Mica (and maybe quartz) in the rockwall around the mine
View leading into Bangs Canyon

Grand Junction is larger than Fruita, yet still easily explored on foot or by bike. After our reservation in Fruita expired, we managed to spend an unplanned weekend in Grand Junction after squeezing Cecil into a parking area behind Ashley’s sister’s house. The timing could not have been better – the weather was sunny and mild for the annual music festival that just happened to be taking place that weekend. The free three-day festival is held on Main Street and features three music stages, food trucks, assorted vendors, a hay-bale lined bike race route down the street, and two beer tents. Oddly enough, the festival is sponsored by an Arizona brewery named Four Peaks owned by Anheuser-Busch InBev – maybe every single Colorado craft brewery is already booked for this particular weekend.

Stray Grass performing on the Main Stage Sunday morning

We saw a few stand-out bands over the weekend, three in particular are worth mentioning. Stray Grass is a pretty straight-ahead folk and Americana group featuring traditional bluegrass instruments, apparently popular among locals. They played two shows over the weekend, both which we attended since we were staying only a short walk away. Clyde and the Milltailers is a self-described “Rag-grass” string group playing a blend of gypsy jazz inspired music, with some bluegrass, swing revival, and Appalachian Old Time thrown in the mix. Talented musicians and a gifted vocalist, with a unique sound worth checking out on your own if you’re interested. Finally, Mount Orchid is an electric-driven indie rock band – sometimes described as “dream pop” – performing original songs with heavy guitar effects and ethereal vocal harmonies. If you’re familiar with the band Hum, you’d probably like Mount Orchid.

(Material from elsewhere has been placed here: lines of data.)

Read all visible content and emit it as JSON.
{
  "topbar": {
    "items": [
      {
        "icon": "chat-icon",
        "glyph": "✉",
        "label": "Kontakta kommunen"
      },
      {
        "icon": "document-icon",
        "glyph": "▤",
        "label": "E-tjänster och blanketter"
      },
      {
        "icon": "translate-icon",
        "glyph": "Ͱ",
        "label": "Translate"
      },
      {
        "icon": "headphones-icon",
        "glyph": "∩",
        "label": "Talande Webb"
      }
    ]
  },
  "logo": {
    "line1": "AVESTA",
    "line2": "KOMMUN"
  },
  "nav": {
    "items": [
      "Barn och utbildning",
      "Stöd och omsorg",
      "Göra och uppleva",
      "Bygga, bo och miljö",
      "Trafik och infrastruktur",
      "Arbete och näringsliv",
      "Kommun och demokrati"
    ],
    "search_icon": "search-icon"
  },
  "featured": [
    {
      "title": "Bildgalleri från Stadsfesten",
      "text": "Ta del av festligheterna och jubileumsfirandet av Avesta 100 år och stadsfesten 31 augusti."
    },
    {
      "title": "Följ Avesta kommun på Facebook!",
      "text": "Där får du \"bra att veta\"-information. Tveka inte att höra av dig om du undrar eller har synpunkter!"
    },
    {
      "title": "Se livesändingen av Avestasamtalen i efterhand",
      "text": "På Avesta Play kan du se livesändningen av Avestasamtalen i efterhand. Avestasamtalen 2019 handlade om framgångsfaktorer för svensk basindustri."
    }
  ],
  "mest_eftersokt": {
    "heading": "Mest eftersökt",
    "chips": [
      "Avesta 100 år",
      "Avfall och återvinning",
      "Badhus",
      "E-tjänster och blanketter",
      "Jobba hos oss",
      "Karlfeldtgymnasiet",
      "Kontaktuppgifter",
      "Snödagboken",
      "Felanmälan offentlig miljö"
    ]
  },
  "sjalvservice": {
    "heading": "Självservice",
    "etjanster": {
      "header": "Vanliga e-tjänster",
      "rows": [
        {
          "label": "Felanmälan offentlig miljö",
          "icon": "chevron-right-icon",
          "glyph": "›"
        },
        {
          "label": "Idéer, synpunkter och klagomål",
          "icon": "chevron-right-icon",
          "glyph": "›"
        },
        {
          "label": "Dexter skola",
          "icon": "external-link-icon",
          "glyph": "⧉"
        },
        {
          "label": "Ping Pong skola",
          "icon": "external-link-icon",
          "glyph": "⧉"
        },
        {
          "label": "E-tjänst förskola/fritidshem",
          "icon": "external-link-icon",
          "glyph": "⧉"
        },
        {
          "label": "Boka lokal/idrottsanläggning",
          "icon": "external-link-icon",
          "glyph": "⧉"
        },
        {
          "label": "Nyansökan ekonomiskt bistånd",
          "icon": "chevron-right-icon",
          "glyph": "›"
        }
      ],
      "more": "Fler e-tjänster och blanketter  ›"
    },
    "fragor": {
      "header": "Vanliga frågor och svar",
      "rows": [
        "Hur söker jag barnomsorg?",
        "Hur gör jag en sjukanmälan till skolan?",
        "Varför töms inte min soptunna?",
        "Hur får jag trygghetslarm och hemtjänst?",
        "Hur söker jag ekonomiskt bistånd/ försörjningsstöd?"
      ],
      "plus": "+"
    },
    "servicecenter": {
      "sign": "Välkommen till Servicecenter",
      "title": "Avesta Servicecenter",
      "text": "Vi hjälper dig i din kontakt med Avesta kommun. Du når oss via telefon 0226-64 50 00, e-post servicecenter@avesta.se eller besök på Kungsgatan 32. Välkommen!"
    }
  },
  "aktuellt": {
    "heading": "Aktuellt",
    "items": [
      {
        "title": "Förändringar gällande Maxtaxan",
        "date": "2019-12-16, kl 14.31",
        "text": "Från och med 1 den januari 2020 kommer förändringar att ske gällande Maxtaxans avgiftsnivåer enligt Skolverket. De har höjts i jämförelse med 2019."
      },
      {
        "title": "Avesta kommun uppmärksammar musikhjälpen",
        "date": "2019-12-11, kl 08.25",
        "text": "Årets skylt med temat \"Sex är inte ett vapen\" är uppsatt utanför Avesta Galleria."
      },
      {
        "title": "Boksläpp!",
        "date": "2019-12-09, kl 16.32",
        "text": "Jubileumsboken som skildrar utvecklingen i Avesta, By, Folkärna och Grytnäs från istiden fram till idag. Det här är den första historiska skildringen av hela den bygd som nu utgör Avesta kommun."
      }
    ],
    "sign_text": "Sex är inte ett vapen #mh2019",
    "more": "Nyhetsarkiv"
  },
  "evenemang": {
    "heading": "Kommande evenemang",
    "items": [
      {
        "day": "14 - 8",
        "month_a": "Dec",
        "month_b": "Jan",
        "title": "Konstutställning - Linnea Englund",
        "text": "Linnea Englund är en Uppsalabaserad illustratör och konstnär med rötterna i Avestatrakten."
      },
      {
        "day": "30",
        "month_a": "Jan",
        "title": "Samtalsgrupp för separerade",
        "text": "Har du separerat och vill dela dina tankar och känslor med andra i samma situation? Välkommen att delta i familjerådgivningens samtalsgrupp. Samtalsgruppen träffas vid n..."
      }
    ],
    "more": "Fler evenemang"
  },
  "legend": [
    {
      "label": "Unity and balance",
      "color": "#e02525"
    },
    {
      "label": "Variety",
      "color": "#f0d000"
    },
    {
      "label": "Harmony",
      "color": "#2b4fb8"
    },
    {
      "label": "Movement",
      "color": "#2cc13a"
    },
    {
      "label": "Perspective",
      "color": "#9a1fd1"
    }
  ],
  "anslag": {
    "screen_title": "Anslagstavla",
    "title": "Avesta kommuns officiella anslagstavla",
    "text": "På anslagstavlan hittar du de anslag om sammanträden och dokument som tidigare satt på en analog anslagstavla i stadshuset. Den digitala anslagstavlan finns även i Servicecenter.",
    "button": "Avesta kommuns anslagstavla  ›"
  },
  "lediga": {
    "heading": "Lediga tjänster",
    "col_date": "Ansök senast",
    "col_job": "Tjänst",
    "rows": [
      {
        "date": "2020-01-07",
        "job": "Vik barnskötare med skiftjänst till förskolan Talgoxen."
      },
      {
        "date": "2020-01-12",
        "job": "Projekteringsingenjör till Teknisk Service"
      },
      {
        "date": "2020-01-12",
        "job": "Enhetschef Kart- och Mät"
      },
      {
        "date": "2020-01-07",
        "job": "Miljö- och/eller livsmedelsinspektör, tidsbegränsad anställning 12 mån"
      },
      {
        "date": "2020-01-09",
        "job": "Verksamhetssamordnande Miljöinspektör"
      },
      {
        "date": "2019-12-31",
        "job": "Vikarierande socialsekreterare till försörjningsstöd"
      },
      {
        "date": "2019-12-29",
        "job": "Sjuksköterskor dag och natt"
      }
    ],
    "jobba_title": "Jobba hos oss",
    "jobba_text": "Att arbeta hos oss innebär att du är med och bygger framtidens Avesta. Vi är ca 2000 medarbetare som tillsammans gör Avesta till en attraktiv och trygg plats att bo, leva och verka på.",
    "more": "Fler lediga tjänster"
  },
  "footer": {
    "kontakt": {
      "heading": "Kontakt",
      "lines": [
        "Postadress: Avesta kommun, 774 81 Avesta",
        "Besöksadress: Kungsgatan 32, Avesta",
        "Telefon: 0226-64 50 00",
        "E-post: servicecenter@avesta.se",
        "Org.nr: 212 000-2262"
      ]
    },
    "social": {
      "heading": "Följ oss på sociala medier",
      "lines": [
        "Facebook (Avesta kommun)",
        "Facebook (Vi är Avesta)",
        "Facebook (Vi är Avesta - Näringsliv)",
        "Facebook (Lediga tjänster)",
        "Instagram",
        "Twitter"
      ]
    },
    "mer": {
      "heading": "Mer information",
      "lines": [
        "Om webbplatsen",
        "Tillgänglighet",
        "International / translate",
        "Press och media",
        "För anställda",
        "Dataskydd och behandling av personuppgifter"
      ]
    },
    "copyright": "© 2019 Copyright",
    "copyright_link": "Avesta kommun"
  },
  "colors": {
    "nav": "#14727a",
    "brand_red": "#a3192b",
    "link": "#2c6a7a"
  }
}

In addition to the music festival, we made a few more stops around town including both Kannah Creek and Rockslide breweries. Both were decent, but neither really set the bar for the anticipated Colorado craft brewery. On the final morning of the festival, we wandered into Kiln Coffee for fancy cappuccino before the bands started playing. Conveniently located on Main Street, Kiln is sleek and modern and the coffee was good. We never made it to Mountain Grind Coffee, located only a couple blocks off Main Street, but it receives great reviews and seems more like a casual, neighborhood shop with a dedicated group of local customers (they just happened to be closed on Sunday when we decided to go for coffee). Ashley found The Craft Studio & Yarn Shop also located on Main Street, directly across from Board Fox Games. While she perused the yarn selection and chatted with the shop owner, I wandered the game store wondering where I could cram more games into the RV. Ashley emerged with more yarn that will soon become a useful garment, but I reluctantly decided we have enough games (for now) and resisted the urge to expand our small collection.

Being able to explore Grand Junction and attend the music festival were added bonuses to our highly-anticipated visit with family. We enjoyed our time together, fleeting as it may have been, and we even snapped a few photos of the new aunt and nephew at the direct request of Ashley’s mother (sorry readers, those are for family use only). Both Fruita and Grand Junction are vastly different from our previous stop in Ridgway, but both towns are interesting destinations for travelers passing through Colorado. While Ridgway still maintained a bit of the Old West feel, Fruita and Grand Junction are more modern with only hints of the early days of each city. But visitors can find history in both locations, from dinosaurs to early western settlers, as well as a pervasive bicycling culture that we often don’t find in other areas. Nearby Palisade is also known as the center of the Colorado wine region, with numerous vineyards and wineries in the area – one aspect we missed on our visit. Even if Grand Junction and Fruita are merely overnight stops on your expedition to Moab, neither town should be overlooked for anyone seeking a taste of the arid western Colorado high desert life.